There is a plenty of pose detection open source solutions like TensorFlow pose estimations or posest available for the software community. The key obstacle is that solutions are optimized for general use cases. Using such an open-source model in your business will, most likely, give you a lot of false-positive or true-negative results. The challenge that we tried to tackle is that our team aimed at not simply understanding the user position, but to analyzing whether the user pose reflects a trainer pose. Every person has one’s own parameters such as height, sex and flexibility. Consequently, something that might be an incorrect position for one person, can perfectly be acceptable for the other. For the purposes of this project, merely a 2D pose reconstruction was not enough to detect what the user is doing wrong. For example, we wanted to detect if the user slightly bends over his back when he/she does not need to. Another challenge was the requirement to analyze life videos in addition to pictures. This was helpful under the scenario that various people exercise at a different speed and if the trainer dances faster than you, it does not mean you are doing something wrong.

Solutions

In order to be successful, we decided to move gradually with slow interactions. At first, we tried already existing pose-estimation solutions to find out what we can use and what limitations and problems we might face.
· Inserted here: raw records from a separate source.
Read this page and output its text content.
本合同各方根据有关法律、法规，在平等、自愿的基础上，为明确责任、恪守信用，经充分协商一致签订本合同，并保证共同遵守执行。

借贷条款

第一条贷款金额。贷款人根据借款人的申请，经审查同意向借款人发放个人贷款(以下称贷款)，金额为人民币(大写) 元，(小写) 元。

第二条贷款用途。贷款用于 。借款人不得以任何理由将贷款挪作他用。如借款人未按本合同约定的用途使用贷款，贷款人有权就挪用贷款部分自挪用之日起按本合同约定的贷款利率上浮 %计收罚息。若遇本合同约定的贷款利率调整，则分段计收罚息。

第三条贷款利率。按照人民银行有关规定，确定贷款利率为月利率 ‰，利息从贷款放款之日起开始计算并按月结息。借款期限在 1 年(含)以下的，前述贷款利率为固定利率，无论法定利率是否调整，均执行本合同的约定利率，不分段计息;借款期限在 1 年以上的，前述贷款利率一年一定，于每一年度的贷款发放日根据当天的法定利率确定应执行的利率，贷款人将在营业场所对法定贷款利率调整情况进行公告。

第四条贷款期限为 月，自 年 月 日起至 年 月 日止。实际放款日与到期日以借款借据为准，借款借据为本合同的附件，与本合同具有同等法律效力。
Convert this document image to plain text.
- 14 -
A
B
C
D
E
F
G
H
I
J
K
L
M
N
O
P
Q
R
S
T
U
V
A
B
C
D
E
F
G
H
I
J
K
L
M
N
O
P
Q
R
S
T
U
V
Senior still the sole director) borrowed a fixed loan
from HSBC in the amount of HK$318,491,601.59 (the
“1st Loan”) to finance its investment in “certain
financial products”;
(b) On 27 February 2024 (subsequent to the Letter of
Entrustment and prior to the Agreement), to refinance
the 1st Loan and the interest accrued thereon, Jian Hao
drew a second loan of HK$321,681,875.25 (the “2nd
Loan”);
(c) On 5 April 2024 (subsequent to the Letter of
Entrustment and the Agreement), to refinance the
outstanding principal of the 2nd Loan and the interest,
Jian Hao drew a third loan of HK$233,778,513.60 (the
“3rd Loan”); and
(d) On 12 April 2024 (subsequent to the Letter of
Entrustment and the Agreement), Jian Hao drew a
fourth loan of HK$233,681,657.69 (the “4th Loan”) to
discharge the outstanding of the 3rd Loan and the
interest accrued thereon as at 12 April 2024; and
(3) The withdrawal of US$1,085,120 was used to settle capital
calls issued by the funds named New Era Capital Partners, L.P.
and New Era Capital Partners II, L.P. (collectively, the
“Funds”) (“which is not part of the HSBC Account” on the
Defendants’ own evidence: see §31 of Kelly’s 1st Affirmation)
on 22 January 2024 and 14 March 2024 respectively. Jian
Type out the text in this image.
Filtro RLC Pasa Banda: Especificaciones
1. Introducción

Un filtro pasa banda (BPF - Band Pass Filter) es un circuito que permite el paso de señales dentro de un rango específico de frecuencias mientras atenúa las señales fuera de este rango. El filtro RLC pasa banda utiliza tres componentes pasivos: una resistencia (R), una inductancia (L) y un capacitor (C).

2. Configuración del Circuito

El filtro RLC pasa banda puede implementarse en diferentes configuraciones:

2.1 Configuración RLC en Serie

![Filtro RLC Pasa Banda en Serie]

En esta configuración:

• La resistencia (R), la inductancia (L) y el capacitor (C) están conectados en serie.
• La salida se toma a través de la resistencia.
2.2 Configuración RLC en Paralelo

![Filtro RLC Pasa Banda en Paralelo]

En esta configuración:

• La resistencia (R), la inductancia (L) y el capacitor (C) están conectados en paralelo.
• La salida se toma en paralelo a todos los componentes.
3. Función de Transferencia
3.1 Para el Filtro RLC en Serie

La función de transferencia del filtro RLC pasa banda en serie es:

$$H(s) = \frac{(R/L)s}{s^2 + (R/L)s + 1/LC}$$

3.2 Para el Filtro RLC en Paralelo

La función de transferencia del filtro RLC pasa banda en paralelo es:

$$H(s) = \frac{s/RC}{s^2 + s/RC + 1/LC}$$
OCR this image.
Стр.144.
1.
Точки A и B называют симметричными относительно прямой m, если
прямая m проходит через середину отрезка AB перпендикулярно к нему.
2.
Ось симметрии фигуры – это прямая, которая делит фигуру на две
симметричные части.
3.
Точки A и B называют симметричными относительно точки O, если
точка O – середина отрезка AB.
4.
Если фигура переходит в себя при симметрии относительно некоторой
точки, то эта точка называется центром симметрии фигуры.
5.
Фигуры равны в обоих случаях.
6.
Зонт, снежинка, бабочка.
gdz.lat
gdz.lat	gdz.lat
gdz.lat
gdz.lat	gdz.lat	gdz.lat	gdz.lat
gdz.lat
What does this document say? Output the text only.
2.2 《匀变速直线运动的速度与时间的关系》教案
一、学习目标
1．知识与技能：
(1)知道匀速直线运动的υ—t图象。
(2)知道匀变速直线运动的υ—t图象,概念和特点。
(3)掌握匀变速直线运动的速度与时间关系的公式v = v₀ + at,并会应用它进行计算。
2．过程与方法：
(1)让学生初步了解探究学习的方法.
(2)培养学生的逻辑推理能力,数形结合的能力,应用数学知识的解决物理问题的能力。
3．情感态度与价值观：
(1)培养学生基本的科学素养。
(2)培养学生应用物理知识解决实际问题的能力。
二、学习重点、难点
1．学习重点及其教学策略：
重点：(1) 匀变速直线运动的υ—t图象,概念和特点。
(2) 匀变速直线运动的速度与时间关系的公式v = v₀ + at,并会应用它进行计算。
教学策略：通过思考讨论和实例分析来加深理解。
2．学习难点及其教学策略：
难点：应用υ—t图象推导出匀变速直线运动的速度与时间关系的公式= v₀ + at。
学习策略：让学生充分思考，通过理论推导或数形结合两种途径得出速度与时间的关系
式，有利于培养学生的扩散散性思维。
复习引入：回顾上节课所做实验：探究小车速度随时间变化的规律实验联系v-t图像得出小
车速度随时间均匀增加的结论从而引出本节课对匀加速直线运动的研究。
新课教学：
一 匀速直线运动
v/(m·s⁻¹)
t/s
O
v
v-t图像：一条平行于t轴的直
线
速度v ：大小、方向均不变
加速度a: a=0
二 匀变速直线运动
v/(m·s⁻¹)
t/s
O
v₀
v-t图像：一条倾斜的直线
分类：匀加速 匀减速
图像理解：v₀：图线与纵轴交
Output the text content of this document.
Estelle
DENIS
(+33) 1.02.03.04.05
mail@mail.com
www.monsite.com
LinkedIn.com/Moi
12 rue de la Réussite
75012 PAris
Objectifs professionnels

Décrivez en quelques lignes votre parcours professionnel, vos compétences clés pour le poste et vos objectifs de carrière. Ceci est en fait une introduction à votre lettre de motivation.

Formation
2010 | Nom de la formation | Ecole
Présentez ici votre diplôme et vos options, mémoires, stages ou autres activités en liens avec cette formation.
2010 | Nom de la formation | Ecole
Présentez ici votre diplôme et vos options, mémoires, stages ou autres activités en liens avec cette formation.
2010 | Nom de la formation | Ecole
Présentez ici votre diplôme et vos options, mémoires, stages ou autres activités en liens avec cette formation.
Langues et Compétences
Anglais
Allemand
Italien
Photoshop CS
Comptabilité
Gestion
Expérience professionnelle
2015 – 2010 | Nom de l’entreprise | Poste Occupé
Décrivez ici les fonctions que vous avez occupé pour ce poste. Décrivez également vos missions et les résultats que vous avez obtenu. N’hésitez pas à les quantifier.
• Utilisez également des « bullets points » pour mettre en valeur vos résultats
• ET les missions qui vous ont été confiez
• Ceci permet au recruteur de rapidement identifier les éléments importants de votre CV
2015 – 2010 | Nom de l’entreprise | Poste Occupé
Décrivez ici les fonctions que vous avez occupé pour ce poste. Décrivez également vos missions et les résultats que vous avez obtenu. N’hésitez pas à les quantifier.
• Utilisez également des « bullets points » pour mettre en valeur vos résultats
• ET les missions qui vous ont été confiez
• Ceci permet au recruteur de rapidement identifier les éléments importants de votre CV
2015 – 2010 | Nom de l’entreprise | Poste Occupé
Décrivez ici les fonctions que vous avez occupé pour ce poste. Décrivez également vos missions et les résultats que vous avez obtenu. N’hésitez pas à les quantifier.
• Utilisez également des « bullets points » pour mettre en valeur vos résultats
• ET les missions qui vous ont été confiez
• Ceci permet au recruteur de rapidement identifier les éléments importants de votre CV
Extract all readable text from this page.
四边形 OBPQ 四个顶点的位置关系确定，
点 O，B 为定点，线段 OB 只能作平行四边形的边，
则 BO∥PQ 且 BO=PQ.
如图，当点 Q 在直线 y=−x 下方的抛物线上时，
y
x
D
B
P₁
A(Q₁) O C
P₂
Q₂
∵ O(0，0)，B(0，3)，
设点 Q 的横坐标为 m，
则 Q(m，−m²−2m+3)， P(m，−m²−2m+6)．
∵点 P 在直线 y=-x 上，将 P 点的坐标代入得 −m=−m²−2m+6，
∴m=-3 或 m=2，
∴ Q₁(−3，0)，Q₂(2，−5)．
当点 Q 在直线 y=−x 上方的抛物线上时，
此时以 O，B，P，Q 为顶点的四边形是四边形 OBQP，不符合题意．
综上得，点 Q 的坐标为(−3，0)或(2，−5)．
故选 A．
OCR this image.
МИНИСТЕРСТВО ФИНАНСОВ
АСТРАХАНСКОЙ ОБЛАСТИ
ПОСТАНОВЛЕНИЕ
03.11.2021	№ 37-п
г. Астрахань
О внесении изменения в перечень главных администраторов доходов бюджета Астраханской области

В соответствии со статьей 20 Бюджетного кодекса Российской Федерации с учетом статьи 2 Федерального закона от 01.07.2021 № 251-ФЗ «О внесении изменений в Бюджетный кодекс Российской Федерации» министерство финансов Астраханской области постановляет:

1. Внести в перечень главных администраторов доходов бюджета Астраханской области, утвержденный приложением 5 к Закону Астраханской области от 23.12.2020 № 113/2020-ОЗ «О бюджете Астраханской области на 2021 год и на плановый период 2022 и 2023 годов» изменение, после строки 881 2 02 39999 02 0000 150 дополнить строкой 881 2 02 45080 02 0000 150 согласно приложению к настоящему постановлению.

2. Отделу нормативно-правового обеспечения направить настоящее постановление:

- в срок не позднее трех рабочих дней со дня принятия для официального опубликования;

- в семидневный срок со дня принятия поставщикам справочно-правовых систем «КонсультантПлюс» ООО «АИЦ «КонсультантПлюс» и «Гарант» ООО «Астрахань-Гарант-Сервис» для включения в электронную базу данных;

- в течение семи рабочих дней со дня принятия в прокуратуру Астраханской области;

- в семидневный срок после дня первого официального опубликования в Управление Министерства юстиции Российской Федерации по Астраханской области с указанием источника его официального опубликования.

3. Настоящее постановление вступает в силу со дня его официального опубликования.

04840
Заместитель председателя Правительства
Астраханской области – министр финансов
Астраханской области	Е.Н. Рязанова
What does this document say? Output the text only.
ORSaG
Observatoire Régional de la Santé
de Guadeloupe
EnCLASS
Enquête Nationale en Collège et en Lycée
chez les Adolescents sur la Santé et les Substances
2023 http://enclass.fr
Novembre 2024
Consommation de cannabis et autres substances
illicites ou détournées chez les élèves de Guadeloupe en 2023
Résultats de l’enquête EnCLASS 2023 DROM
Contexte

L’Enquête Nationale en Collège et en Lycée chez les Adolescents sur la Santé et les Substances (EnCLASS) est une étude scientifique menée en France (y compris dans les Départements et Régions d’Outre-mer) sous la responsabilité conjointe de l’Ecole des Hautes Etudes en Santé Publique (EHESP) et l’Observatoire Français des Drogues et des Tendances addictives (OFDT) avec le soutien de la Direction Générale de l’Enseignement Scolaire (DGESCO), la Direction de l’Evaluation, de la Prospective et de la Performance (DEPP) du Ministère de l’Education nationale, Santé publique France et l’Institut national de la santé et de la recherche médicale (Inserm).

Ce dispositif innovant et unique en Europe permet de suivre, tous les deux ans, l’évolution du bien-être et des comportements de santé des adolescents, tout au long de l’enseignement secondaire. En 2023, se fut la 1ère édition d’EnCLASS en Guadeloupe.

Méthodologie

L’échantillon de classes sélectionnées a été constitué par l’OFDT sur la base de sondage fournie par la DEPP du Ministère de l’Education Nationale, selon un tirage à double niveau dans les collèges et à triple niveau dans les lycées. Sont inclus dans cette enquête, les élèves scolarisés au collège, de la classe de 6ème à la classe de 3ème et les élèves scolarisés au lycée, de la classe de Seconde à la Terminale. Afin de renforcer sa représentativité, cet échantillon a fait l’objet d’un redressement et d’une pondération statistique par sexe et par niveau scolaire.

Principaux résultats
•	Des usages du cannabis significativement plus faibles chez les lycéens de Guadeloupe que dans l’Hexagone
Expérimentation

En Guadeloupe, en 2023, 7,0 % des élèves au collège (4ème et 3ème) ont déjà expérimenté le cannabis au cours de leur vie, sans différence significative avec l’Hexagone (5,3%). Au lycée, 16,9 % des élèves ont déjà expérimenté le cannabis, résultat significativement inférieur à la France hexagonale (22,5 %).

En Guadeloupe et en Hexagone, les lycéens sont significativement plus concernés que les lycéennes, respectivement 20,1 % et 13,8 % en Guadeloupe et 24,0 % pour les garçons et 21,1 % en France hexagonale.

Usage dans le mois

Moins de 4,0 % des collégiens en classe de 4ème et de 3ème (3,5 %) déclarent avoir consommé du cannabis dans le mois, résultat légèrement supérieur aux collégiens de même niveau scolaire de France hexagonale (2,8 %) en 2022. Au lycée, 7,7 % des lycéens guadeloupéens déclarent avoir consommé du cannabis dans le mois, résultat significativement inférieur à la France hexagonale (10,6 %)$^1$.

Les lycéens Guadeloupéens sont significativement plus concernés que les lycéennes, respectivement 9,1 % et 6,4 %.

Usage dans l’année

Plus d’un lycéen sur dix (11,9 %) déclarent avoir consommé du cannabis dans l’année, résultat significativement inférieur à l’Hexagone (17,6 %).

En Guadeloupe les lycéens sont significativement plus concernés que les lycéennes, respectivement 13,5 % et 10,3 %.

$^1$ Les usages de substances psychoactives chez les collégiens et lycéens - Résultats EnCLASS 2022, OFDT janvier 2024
After working with different data sets and models, like COCO, Leeds Sports Poses, MPII Human Pose, prebuild solutions on TenserFlow and OpenCV pose estimations we decided to move forward with a solution from Facebook VideoPose3D. Its pre-trained model is based on the Human 3.6M dataset. The strong side of that solution is the ability to analyze video with temporal convolutions and semi-supervised training. We also experimented with few cameras, camera positions and angles to get aggregate useful data. The 3D view provided the ability to use such techniques as User body segmentation to address the round back issues. Later we added dynamic time wrapping and anomaly detection to build a correlation between user and trainer speed. Our client created nearly 250 videos in order to build accurate training and validation sets. We also set up a product infrastructure on google cloud as part of our service. Shooting videos is a cumbersome and complex task. We found out that we can use unity to simulate videos with general problems during workouts. It was much cheaper and quicker approach as compared to shooting and reshooting real videos.

Results

Potential users provided a positive feedback on the demos. Our client decided to focus on extending the machine learning network to understand more movements and has an ambitious goal to launch the product with a new mobile application next year. We, as a team, constantly work on new functionality and increasing our experience with pose estimation.